On Behalf of | Nov 21, 2022 | Estate Planning |

Many different trusts are available in Maryland to meet your estate planning interests and to provide you with potential income during your retirement. One type that some high-wealth individuals consider is a charitable remainder trust (CRT), also called a split-interest trust. This trust type can help provide you with a stream of income during retirement while also providing funds to a charity that you want to support.

How charitable trusts work

Charitable trusts are useful estate planning tools because a designated individual or individuals can receive payments for a specified period. Often the person creating the trust will designate that the payments continue until their death. Upon termination of the trust, the remainder of the funds goes to a charity that the donor designates. Donors can indicate that the proceeds will go to their spouse upon their death before the named charity gets the proceeds.

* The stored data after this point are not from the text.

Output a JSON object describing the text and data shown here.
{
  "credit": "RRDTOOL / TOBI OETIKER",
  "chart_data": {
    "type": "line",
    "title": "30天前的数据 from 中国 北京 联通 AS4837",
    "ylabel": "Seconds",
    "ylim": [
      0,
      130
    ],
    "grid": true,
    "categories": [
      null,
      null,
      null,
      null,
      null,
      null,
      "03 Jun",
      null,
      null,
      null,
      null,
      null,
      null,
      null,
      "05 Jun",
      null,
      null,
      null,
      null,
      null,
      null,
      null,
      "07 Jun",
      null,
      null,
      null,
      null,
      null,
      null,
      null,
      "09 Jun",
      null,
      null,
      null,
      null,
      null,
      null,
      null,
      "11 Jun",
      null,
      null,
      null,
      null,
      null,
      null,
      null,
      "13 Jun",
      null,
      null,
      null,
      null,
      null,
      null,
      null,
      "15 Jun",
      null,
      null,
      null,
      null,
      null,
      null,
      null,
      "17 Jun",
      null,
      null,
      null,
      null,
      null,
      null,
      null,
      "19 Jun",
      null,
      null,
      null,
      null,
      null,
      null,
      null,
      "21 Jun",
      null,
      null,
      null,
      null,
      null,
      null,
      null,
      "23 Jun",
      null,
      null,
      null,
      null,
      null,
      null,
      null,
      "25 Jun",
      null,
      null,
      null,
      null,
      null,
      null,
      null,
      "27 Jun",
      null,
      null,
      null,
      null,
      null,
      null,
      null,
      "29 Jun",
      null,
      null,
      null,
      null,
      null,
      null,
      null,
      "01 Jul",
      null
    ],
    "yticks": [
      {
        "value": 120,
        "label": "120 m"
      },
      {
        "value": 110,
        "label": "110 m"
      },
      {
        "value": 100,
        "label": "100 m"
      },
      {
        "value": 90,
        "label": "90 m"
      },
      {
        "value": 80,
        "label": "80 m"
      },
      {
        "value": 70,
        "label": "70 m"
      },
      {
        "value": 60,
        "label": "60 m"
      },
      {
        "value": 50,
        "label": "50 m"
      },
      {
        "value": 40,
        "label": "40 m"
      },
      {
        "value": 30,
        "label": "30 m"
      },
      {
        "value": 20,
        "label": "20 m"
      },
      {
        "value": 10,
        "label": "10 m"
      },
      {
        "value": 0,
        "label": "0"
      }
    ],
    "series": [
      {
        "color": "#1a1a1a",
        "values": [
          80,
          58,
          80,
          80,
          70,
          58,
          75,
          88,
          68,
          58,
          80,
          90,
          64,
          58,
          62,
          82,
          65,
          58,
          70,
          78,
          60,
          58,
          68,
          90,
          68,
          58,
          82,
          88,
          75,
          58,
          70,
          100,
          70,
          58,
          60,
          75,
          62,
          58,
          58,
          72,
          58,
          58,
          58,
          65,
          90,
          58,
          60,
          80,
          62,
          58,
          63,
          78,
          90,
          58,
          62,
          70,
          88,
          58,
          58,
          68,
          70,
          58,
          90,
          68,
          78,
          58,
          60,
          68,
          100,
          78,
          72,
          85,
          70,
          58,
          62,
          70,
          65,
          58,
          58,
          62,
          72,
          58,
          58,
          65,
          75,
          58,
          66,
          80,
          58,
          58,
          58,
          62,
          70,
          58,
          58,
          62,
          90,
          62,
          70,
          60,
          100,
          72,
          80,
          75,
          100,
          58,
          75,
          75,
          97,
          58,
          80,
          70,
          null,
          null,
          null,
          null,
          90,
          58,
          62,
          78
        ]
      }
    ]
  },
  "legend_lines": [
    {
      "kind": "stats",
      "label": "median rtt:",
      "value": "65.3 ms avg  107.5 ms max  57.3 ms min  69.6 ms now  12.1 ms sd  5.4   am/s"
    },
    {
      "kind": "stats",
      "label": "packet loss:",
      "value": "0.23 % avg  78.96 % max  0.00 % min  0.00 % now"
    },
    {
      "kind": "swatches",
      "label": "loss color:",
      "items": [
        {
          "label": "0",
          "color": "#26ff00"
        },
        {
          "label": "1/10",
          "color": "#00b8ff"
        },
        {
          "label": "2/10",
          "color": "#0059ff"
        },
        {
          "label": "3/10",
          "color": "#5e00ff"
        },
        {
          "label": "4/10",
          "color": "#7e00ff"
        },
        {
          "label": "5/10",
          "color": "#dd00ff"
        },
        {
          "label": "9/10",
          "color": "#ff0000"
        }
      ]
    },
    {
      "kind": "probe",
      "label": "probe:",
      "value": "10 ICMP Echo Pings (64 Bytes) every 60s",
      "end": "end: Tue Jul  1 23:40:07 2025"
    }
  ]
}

You can also do the opposite by designating a charity as the primary beneficiary for a specific number of years and then allowing yourself or your family members to receive the remainder of the money on a specified date. The types of assets that you can place into CRTs include cash, publicly traded securities, real estate, and certain types of closely held stocks. In addition to donating to your favorite charity, these trusts also give you tax breaks that you may need.

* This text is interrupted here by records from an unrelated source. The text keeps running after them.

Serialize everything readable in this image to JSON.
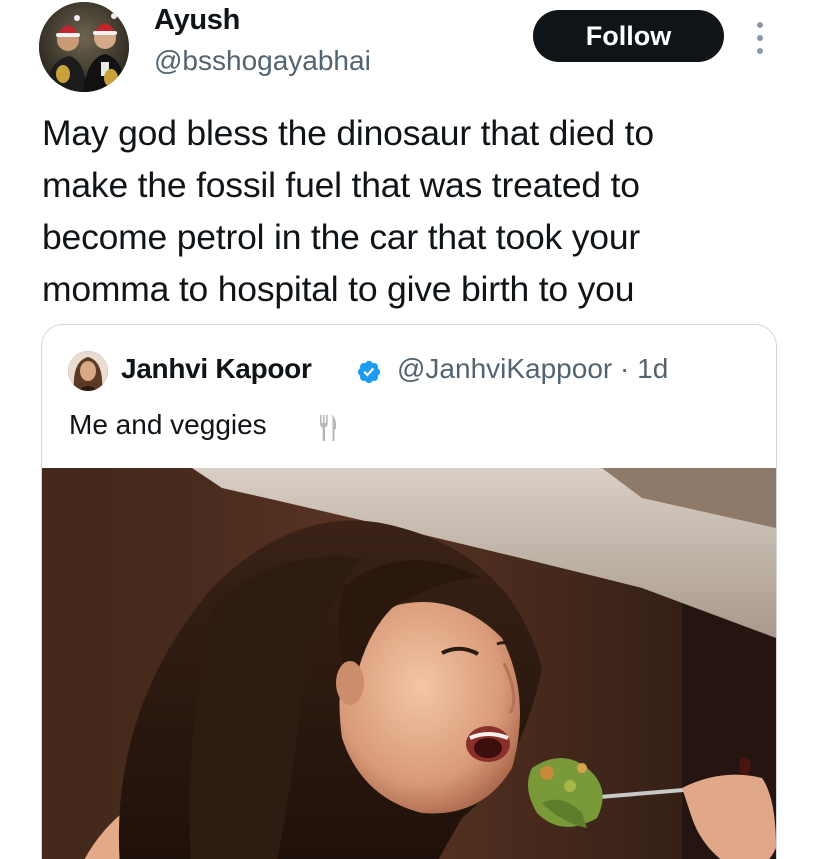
{
  "author": {
    "name": "Ayush",
    "handle": "@bsshogayabhai",
    "avatar_icon": "profile-photo-two-men-santa-hats"
  },
  "follow_label": "Follow",
  "more_icon": "more-vertical-icon",
  "tweet": {
    "lines": [
      "May god bless the dinosaur that died to",
      "make the fossil fuel that was treated to",
      "become petrol in the car that took your",
      "momma to hospital to give birth to you"
    ]
  },
  "quoted": {
    "name": "Janhvi Kapoor",
    "verified_icon": "verified-badge-icon",
    "handle": "@JanhviKappoor",
    "separator": "·",
    "time": "1d",
    "text": "Me and veggies",
    "emoji_icon": "fork-and-knife-icon",
    "media_alt": "woman eating salad from fork"
  },
  "colors": {
    "text": "#0f1419",
    "secondary": "#536471",
    "follow_bg": "#0f1419",
    "follow_text": "#ffffff",
    "verified": "#1d9bf0",
    "border": "#cfd9de"
  }
}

Which trusts are suitable for you?

If you are considering placing your assets in a trust as part of your estate, you have many choices. Charitable trusts are irrevocable, meaning you can’t change the terms after you have established them. However, not all trusts are irrevocable. Revocable trusts let you change the terms as your needs change.

Take your time when determining what type of trusts are best for your estate. One significant advantage of trusts is that the assets don’t have to go through probate after your death, making it easier for your executor to settle the estate. Consider your choices carefully before establishing trusts of any type, especially irrevocable ones.